# Exploratory Analysis
***

## Background

Determine the degree of consensus in contentious academic fields. 

Collect title, publication date and summaries from scholarly articles containing a certain keyword or keywords. Apply NLP models to this data to identify and categorise concepts in this field and determine statistical significance between opposing 'truths', if any. Ranking these groups according to weighted influence will prove the degree of consensus of various approaches in a given academic field.

To this end the academic_consensus model has already searched the abstracts of academic papers that contain the keyword "nutrition" and saved it into corpus_raw.csv.  
  
Overview of this notebook:
- Setup notebok environment and load data (corpus_raw.csv)
- Review articles published per year (sklearn's Countvectorizer)
- Create Bag Of Words (BOW) of all articles for Titles and Conclusions (nltk)
- Create interactive BOW per year with Bokeh

## Setup

### Packages and setup

In [1]:
# Common
import pandas as pd
import matplotlib.pyplot as plt
import numpy as np
import seaborn as sns

# Spacy
import spacy

# Gensim
from gensim.models import Phrases
#from gensim.models.word2vec import LineSentence     - to be used when scaling

# Workspace
from IPython.core.interactiveshell import InteractiveShell

In [2]:
# Set workspace
sns.set()
# Set output charackters to 110 (not 79)
pd.options.display.width = 110
# To give multiple cell output.
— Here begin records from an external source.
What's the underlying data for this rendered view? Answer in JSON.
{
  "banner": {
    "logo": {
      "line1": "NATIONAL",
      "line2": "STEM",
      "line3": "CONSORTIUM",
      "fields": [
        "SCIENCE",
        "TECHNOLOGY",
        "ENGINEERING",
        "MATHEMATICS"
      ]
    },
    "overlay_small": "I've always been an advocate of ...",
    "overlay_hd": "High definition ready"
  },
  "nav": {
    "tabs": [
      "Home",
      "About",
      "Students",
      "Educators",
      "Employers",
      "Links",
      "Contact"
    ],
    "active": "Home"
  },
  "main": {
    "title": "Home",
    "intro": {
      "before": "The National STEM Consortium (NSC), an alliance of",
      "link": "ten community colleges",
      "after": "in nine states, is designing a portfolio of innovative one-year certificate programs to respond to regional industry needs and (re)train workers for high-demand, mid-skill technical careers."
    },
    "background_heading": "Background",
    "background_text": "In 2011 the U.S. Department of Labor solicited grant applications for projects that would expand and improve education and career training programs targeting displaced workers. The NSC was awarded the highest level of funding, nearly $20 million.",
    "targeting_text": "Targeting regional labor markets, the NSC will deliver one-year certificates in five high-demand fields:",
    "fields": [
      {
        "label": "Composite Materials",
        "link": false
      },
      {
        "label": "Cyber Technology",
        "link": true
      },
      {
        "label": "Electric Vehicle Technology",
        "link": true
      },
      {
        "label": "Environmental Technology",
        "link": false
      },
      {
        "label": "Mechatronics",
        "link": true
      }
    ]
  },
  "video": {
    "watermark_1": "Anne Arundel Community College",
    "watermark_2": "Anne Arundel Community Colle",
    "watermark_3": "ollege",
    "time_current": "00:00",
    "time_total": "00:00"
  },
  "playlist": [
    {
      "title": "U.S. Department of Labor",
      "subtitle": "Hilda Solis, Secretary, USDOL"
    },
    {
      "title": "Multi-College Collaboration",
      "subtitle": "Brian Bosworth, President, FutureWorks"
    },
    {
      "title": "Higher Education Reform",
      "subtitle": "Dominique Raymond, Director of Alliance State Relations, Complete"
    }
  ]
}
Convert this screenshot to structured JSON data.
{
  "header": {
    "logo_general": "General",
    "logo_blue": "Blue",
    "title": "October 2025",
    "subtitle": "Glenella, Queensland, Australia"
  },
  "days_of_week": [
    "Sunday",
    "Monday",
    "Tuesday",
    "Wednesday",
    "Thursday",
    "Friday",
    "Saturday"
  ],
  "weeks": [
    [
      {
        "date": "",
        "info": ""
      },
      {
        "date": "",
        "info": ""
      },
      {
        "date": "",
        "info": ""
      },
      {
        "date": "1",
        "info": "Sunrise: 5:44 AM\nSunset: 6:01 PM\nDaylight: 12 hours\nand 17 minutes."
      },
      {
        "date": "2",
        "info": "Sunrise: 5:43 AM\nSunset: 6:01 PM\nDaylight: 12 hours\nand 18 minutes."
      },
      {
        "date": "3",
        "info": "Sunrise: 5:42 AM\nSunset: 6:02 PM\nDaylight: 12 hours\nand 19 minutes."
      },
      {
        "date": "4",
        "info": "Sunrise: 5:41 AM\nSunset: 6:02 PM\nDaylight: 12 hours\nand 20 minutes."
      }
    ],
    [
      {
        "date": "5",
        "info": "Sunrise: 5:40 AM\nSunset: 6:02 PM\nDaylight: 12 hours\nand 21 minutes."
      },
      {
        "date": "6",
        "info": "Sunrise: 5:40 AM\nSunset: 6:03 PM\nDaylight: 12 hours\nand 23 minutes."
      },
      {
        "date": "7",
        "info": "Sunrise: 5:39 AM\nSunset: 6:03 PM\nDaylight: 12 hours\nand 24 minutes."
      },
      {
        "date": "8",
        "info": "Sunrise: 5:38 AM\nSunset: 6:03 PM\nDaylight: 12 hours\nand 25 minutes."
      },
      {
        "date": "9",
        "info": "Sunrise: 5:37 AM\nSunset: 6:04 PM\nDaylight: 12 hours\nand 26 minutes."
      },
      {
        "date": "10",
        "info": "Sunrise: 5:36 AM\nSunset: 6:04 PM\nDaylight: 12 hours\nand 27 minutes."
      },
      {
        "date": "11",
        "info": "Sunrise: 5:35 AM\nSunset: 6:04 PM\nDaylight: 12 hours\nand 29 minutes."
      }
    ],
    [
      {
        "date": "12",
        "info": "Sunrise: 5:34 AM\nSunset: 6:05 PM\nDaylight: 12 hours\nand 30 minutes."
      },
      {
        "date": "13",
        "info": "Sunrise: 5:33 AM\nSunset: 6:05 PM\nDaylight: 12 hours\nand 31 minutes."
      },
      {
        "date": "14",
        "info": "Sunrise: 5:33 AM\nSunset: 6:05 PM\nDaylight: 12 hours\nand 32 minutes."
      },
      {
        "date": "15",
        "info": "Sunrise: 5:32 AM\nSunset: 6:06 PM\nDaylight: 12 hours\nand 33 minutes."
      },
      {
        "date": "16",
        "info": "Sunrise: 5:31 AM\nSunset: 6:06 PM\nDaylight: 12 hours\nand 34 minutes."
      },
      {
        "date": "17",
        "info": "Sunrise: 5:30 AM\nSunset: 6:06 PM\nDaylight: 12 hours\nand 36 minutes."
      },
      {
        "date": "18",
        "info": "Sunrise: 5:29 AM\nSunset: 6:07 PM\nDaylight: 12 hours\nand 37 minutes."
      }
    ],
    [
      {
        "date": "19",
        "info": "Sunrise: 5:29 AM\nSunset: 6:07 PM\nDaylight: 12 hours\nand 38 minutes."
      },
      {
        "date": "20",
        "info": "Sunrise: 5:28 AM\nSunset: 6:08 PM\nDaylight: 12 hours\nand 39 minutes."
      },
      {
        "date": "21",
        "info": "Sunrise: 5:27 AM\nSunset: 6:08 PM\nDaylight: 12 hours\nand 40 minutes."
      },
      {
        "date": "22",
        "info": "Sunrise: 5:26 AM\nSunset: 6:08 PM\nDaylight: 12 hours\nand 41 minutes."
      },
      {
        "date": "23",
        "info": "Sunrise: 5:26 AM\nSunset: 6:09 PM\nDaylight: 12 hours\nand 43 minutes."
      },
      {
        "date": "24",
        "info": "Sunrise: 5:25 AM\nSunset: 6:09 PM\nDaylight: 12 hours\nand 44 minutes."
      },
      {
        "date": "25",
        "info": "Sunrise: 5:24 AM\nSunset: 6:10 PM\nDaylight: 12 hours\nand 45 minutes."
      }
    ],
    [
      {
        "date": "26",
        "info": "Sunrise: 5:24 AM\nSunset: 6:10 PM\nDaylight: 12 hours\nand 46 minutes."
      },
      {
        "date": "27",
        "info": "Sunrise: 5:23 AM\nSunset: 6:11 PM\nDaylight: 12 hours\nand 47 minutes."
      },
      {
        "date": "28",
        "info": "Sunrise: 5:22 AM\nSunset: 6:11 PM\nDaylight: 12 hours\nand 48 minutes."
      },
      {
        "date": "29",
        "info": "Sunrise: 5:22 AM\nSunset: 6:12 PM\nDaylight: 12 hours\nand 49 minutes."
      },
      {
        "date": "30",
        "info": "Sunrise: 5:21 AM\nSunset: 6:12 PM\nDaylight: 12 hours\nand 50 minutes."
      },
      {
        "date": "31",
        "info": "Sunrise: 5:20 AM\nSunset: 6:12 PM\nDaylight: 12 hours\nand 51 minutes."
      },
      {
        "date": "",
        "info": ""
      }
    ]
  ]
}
Not just the last command.
InteractiveShell.ast_node_interactivity = 'last'

### Load and inspect corpus.csv

In [3]:
# Load corpus.csv as DataFrame with parsed date format
corpus = pd.read_csv('../data/interim/corpus_raw.csv', parse_dates=[0])

In [4]:
# Keyword 
keyword = 'nutrition'

In [5]:
# Inspect
corpus.info()
corpus.head()

<class 'pandas.core.frame.DataFrame'>
RangeIndex: 794 entries, 0 to 793
Data columns (total 3 columns):
publication_date    794 non-null datetime64[ns, UTC]
title               794 non-null object
conclusions         794 non-null object
dtypes: datetime64[ns, UTC](1), object(2)
memory usage: 18.7+ KB


Unnamed: 0,publication_date,title,conclusions
0,2014-10-21 00:00:00+00:00,Psychological Determinants of Consumer Accepta...,"['To the authors’ knowledge, this is the first..."
1,2015-03-13 00:00:00+00:00,Uncovering the Nutritional Landscape of Food,"['In this study, we have developed a unique co..."
2,2017-06-27 00:00:00+00:00,Developing and validating a scale to measure F...,['Food and nutrition literacy scale is a valid...
3,2017-05-18 00:00:00+00:00,Quality of nutrition services in primary healt...,"['The aim of the NNS, integrating nutrition se..."
4,2015-10-21 00:00:00+00:00,To See or Not to See: Do Front of Pack Nutriti...,['Our work strongly supports the idea that FOP...


## Phrase Modeling 

Using Spacy to tokenise and clean each sentence in every document by removing stop words, punctuation, unnecessary white space, numbers and lemmatising each word.  
  
Do this for every sentence in each document and combine all documents in the corpus.

In [18]:
# Set Spacy
nlp = spacy.load('en_core_web_sm')

In [43]:
# Gather all articles' 'Conclusions' into docs
docs = corpus['conclusions']

# Clean unneseccary escapes
docs_clean = []
for idx in range(len(docs)):
    text = docs[idx].replace('\'', '')
    docs_clean.append(text.replace('\\n' ,''))

In [51]:
# Use Spacy - pipe to parse each document, break it into sentences, 
# clean it (lemmatise, punctuation and white space) and combine
# all cleaned sentences into cleaned_sents
cleaned_sents = []
for parsed_doc in nlp.pipe(docs_clean, n_threads=4):   
    for sent in parsed_doc.sents:
        type(sent)
        cleaned_sent = [token.lemma_ for token in sent if not (token.is_stop or token.is_punct)]
        #cleaned_sent = u' '.join(cleaned_sent)
        cleaned_sents.append(cleaned_sent)
        
# Confirming output
print('Number of documents (articles): {}'.format(len(docs_clean)))
print('Total number of sentences: {}'.format(len(cleaned_sents)))
print('Total words: {}'.format(sum([len(sent) for sent in cleaned_sents])))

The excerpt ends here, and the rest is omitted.